On 09/19/2017 05:51 PM, Aaron Lun wrote:
> Thanks Martin. I think I will stick to one workflow for now, until the
> BioC-workflows page provides some formal support for multiple workflows
> representing different components of the same workflow (i.e., other than
> me manually writing in the abstract that "This workflow is based on the
> concepts introduced in the previous workflow X").
>
>
> @Herve can you help me out with the .BBSoptions configuration for
> R_MAX_NUM_DLLS? I guess we should also indicate to the user that this
> needs to be increased in order for the workflow to run.
>
>
> -Aaron
>
>
>
> ------------------------------------------------------------------------
> *From:* Bioc-devel <bioc-devel-bounces at r-project.org> on behalf of
> Martin Morgan <martin.morgan at roswellpark.org>
> *Sent:* Wednesday, 20 September 2017 2:16 AM
> *To:* Wolfgang Huber; bioc-devel at r-project.org
> *Subject:* Re: [Bioc-devel] [Untrusted Server]Re: [Untrusted Server]Re:
> strange error in Jenkins build forsingleCellWorkflow
> On 09/19/2017 09:50 AM, Wolfgang Huber wrote:
>>
>> My 3 cents:
>> - I think this is a more and more common problem that I'm also
>> encountering in everyday work and that asks for a general solution.
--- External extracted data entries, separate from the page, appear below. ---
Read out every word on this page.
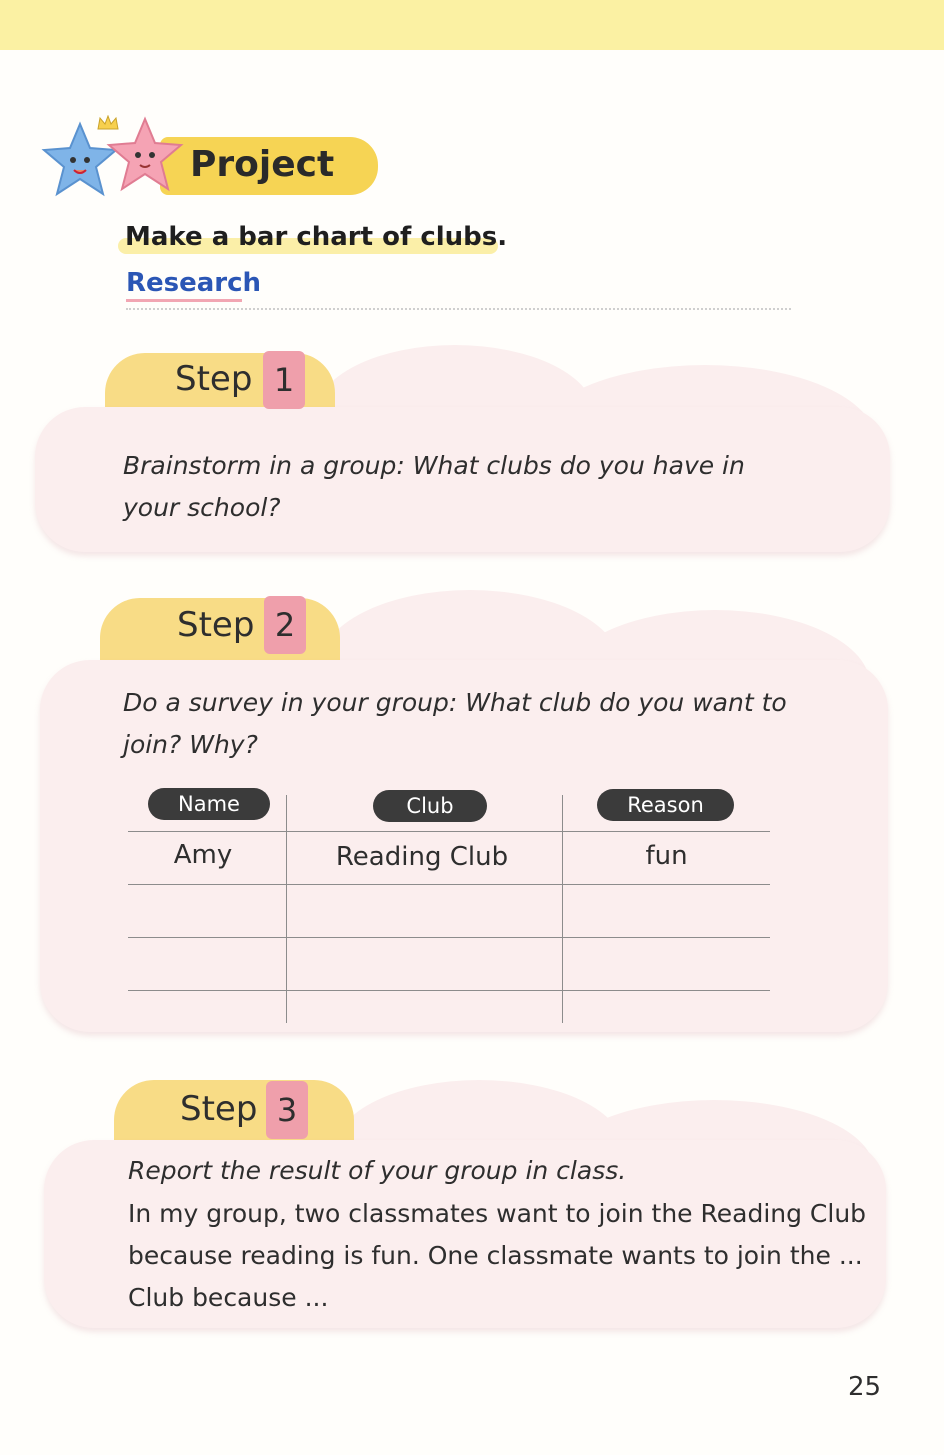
Project
Make a bar chart of clubs.
Research
Step 1
Brainstorm in a group: What clubs do you have in
your school?
Step 2
Do a survey in your group: What club do you want to
join? Why?
Name	Club	Reason
Amy	Reading Club	fun
Step 3
Report the result of your group in class.
In my group, two classmates want to join the Reading Club
because reading is fun. One classmate wants to join the ...
Club because ...
25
>> - I agree with Martin that setting R_MAX_NUM_DLLS is better than
>> unloading. AfaIk it is not even possible to cleanly unload every package
>> ('as if it had never been loaded') due to irreversible global effects;
>> although I'd happy to be educated otherwise.
>> - R_MAX_NUM_DLLS is not a sustainable solution either: the current
>> default is 100, but e.g. on my MacOS 10.12 any value >152 leads to an
>> error. Upping to the maximum 152 will give us some temporary respite but
>> seems not really future-proof.
>
> This was the R-core motivation for increasing the max to only 100, but
> it's still surprising to me that a modern OS has such a tight limit.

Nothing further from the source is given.